We besluiten een tuk tuk te regelen om als eerste de witte tempel van ons lijstje te kunnen schrappen. We blijken niet bepaald de enige, desondanks voelt het nog steeds leeg en uitnodigend genoeg. Op het gemakje slenteren we door dit kunstwerk. Het gebouw is aan alle kanten versierd en de overdaad duizelt me. `Mooi`, is niet een woord dat de lading dekt. Het is een ludiek complex waar op iedere vierkante meter wel wat valt te zien. Ook er omheen is het onorthodox, met stripfiguren en sprookjespersonages.
Inmiddels wat later in de middag houd ik het voor gezien. De tuk tuk chauffeur had op ons gewacht en zet ons vlakbij de homestay weer af. Sarah heeft de smaak te pakken en zit bovendien krapper in haar tijd, dus gaat verder met sightseeing terwijl ik op bed even de ogen dicht doe.
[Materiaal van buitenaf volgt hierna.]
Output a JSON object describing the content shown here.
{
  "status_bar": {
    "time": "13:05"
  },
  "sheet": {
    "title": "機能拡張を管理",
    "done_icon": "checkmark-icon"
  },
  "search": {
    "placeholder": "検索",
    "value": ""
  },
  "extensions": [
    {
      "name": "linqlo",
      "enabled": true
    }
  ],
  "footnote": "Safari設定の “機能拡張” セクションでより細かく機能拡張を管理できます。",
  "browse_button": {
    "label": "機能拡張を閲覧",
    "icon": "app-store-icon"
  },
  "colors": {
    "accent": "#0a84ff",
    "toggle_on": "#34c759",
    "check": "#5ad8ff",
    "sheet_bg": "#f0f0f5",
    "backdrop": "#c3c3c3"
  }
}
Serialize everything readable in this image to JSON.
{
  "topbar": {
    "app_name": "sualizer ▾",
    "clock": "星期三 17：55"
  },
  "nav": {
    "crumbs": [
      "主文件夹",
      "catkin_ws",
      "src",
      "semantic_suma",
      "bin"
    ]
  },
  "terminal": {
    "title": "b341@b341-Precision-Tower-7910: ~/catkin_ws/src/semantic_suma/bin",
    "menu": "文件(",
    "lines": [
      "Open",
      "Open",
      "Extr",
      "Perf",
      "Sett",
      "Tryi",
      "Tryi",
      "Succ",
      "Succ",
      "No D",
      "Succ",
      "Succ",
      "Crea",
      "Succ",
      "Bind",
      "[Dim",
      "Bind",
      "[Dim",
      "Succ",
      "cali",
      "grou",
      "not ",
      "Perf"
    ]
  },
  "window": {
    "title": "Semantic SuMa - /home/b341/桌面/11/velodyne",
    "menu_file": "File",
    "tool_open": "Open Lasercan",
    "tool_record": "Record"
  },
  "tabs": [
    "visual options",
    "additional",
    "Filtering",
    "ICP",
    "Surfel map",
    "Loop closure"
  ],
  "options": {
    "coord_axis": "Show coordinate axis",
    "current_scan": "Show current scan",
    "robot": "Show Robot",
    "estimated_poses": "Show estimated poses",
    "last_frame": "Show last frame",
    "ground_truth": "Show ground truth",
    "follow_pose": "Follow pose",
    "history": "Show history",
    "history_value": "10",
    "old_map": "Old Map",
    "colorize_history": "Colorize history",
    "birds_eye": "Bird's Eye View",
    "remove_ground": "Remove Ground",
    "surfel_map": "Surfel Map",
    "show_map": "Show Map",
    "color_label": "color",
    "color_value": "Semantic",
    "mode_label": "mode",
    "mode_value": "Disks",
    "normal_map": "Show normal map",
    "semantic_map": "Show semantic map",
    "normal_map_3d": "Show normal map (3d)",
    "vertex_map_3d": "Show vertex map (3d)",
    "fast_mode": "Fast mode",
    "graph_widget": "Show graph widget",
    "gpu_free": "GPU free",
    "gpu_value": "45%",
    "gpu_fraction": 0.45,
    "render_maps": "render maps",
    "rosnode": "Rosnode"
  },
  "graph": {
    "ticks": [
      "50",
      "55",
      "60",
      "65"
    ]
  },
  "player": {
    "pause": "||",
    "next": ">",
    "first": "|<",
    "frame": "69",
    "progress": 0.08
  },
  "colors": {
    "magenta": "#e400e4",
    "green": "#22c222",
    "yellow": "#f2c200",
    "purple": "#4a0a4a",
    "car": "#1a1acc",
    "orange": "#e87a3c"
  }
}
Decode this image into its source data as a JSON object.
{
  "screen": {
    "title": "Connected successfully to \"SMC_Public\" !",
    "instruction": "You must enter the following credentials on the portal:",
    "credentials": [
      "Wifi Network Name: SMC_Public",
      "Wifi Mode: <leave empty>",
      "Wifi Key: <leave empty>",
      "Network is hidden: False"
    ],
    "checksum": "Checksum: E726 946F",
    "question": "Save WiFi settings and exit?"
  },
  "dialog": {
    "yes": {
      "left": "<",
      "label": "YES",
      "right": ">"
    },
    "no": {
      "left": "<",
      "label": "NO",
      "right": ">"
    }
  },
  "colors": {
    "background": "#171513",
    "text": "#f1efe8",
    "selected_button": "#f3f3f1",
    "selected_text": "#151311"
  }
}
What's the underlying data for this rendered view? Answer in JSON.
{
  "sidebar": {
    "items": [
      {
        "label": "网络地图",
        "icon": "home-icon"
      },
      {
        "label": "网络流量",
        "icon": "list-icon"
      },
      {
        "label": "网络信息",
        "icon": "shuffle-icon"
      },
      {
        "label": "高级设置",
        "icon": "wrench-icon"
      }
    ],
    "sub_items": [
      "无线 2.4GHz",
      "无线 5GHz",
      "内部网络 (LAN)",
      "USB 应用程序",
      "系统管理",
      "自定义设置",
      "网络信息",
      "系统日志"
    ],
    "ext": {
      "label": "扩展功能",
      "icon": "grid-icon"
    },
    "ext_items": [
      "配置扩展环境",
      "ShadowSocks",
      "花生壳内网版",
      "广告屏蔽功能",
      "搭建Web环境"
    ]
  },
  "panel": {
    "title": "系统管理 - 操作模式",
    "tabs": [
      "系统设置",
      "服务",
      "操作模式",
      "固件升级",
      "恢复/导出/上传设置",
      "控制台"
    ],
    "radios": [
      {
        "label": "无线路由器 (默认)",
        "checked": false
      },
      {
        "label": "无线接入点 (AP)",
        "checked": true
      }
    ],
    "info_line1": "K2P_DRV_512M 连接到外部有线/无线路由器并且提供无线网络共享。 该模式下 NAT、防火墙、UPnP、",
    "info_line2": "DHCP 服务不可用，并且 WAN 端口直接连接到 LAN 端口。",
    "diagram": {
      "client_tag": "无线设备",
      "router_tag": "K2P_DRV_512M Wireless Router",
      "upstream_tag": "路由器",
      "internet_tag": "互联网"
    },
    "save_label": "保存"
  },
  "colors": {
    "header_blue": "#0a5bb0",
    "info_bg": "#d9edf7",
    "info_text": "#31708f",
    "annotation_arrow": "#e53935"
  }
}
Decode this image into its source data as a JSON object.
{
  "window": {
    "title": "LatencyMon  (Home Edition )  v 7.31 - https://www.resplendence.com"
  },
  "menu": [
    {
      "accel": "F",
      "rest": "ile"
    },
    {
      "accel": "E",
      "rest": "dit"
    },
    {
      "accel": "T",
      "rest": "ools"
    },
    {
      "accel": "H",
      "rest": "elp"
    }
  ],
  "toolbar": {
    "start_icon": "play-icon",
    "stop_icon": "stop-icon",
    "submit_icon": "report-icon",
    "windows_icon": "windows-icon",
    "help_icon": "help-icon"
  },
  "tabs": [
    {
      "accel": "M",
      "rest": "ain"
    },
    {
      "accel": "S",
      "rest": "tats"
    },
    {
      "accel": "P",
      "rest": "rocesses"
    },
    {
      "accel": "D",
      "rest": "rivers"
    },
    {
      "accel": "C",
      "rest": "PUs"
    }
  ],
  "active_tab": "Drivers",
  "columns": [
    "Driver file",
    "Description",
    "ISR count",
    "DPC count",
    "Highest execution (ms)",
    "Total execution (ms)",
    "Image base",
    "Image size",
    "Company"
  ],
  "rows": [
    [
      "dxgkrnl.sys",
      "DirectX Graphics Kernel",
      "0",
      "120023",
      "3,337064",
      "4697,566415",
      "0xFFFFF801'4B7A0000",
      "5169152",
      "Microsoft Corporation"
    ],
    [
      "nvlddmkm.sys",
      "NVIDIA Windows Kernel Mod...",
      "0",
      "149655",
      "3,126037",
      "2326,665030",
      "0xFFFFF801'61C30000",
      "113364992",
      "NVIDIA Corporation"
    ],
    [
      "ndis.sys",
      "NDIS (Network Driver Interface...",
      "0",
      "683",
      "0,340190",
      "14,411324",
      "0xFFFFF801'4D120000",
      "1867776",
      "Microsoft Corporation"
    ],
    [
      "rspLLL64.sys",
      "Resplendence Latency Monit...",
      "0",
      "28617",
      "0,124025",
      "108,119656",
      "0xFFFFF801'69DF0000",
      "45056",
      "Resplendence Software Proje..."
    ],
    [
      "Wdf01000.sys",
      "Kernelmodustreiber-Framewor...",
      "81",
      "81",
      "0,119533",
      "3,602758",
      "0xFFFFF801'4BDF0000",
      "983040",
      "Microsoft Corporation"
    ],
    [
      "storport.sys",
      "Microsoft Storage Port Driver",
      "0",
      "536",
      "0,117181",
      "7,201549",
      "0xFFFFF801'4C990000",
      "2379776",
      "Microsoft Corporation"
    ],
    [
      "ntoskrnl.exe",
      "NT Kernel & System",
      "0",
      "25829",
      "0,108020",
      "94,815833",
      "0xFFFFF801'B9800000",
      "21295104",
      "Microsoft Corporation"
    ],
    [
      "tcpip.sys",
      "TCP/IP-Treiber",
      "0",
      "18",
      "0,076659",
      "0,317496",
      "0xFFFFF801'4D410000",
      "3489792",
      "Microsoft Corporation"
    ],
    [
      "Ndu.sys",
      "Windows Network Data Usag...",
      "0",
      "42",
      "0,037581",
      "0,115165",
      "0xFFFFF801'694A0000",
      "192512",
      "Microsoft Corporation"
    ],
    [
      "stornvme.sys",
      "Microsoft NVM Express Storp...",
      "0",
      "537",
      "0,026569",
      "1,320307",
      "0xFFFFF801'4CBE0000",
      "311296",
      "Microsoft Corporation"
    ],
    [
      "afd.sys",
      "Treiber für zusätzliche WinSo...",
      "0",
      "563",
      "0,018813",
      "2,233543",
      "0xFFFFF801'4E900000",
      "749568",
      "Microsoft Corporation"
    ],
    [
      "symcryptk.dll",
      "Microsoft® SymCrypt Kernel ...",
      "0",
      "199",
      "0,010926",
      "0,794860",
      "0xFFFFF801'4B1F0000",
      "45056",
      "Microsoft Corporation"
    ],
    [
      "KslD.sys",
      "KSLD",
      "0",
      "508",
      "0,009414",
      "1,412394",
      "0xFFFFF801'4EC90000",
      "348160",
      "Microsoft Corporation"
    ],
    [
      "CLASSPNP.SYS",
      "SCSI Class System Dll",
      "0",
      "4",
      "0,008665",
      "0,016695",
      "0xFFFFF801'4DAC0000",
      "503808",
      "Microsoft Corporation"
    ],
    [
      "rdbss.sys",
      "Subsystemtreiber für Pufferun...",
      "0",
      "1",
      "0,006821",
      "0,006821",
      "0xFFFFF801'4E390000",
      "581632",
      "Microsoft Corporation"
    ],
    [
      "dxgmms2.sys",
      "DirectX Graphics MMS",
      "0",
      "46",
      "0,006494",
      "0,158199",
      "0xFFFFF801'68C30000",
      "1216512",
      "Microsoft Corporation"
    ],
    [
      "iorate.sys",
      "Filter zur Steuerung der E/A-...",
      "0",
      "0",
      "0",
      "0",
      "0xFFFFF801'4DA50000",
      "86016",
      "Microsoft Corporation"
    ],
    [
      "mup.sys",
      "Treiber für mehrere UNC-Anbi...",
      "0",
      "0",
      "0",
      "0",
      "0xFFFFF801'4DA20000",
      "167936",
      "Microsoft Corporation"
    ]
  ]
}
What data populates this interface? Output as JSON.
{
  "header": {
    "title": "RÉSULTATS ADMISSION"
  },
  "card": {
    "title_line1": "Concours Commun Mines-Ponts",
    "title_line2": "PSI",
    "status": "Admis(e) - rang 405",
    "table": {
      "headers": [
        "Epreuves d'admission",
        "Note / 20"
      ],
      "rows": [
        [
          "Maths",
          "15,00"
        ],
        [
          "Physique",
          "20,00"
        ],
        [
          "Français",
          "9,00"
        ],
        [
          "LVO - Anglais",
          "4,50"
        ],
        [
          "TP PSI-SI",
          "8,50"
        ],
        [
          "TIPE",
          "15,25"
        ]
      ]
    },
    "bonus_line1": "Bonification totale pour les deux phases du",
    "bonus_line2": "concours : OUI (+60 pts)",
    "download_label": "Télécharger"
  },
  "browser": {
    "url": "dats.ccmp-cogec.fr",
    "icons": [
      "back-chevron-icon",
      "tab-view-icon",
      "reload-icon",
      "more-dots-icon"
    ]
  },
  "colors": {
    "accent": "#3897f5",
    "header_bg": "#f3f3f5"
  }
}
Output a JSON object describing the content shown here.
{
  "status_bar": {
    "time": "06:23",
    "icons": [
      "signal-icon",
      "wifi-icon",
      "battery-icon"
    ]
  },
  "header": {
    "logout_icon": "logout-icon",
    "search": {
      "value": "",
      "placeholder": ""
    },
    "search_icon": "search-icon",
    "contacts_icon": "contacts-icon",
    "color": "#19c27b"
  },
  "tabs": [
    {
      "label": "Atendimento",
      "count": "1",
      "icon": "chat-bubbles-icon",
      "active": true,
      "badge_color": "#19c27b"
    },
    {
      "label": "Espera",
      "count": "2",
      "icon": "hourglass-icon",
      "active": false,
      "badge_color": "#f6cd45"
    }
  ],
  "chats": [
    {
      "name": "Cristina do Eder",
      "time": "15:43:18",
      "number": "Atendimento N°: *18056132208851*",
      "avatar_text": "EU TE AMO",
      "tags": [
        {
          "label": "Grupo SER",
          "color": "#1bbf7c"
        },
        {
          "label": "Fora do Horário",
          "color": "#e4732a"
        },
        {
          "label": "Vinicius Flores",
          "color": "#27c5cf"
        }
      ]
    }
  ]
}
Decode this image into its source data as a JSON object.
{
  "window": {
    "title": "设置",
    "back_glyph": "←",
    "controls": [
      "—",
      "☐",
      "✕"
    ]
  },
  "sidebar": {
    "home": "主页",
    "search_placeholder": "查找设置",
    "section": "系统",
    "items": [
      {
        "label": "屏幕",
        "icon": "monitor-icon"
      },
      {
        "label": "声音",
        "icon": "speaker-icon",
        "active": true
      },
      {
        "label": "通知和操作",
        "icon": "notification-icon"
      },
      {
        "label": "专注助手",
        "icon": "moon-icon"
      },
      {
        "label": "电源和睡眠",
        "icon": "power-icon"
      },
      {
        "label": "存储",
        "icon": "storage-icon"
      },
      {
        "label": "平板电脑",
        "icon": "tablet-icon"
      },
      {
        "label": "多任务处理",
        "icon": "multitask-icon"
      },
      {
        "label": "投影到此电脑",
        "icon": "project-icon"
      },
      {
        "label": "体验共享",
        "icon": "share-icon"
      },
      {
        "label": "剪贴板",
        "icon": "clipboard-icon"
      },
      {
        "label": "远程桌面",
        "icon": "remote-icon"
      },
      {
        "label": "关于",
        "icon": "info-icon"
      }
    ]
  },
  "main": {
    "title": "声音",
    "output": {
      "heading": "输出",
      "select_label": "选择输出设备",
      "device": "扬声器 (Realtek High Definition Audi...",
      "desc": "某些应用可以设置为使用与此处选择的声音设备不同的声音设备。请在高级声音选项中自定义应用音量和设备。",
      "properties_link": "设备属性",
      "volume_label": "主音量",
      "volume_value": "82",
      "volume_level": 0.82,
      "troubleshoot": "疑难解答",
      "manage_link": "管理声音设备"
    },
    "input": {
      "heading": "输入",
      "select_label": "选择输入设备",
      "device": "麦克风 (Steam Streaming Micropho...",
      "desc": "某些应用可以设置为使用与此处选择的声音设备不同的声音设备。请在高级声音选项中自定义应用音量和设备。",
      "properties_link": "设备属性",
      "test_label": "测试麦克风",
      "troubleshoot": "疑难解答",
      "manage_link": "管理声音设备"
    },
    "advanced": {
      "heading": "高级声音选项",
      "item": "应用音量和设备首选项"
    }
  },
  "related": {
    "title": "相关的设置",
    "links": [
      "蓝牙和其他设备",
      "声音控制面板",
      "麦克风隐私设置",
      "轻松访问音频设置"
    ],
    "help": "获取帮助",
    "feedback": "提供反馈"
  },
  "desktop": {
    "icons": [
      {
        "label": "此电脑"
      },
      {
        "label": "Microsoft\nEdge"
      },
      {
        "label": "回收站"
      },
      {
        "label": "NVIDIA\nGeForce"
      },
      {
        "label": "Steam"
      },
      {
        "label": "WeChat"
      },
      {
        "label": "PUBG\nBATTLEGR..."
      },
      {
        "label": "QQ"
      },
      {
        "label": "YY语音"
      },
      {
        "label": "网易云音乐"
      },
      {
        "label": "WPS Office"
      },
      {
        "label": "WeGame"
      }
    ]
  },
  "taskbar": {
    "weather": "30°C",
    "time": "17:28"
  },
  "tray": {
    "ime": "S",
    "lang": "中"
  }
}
Ik heb al een tijd pijn in mijn schouder dusdanig dat ik mijn linkerarm steeds moeilijker kan optillen. Dat vreet energie. Wat rust voordat we de nachtmarkt gaan bezoeken is geen overbodige luxe.
De wandeling naar onze bestemming voor die avond, brengt ons langs knusse straatjes waar naast toeristen ook locals te vinden zijn. Natuurlijk zie ik menig witte mannelijke leeftijdgenoot met een jonge Thaise vrouw aan zijn zijde. Gelukkig geen tieners. Daarnaast is het aantal massagesalons niet op twee handen te tellen. Geen enkele spreekt me aan om te vragen iets aan mijn schouder te doen. Iedere aanraking voelt te veel.
Bij de nachtmarkt vinden we een tafel vanwaar we goed zicht hebben op het podium. Er blijken iedere avond voorstellingen aangeboden te worden. Muziek en dans. Onder het genot van een Thaise hap en dito biertje laten we ons vermaken.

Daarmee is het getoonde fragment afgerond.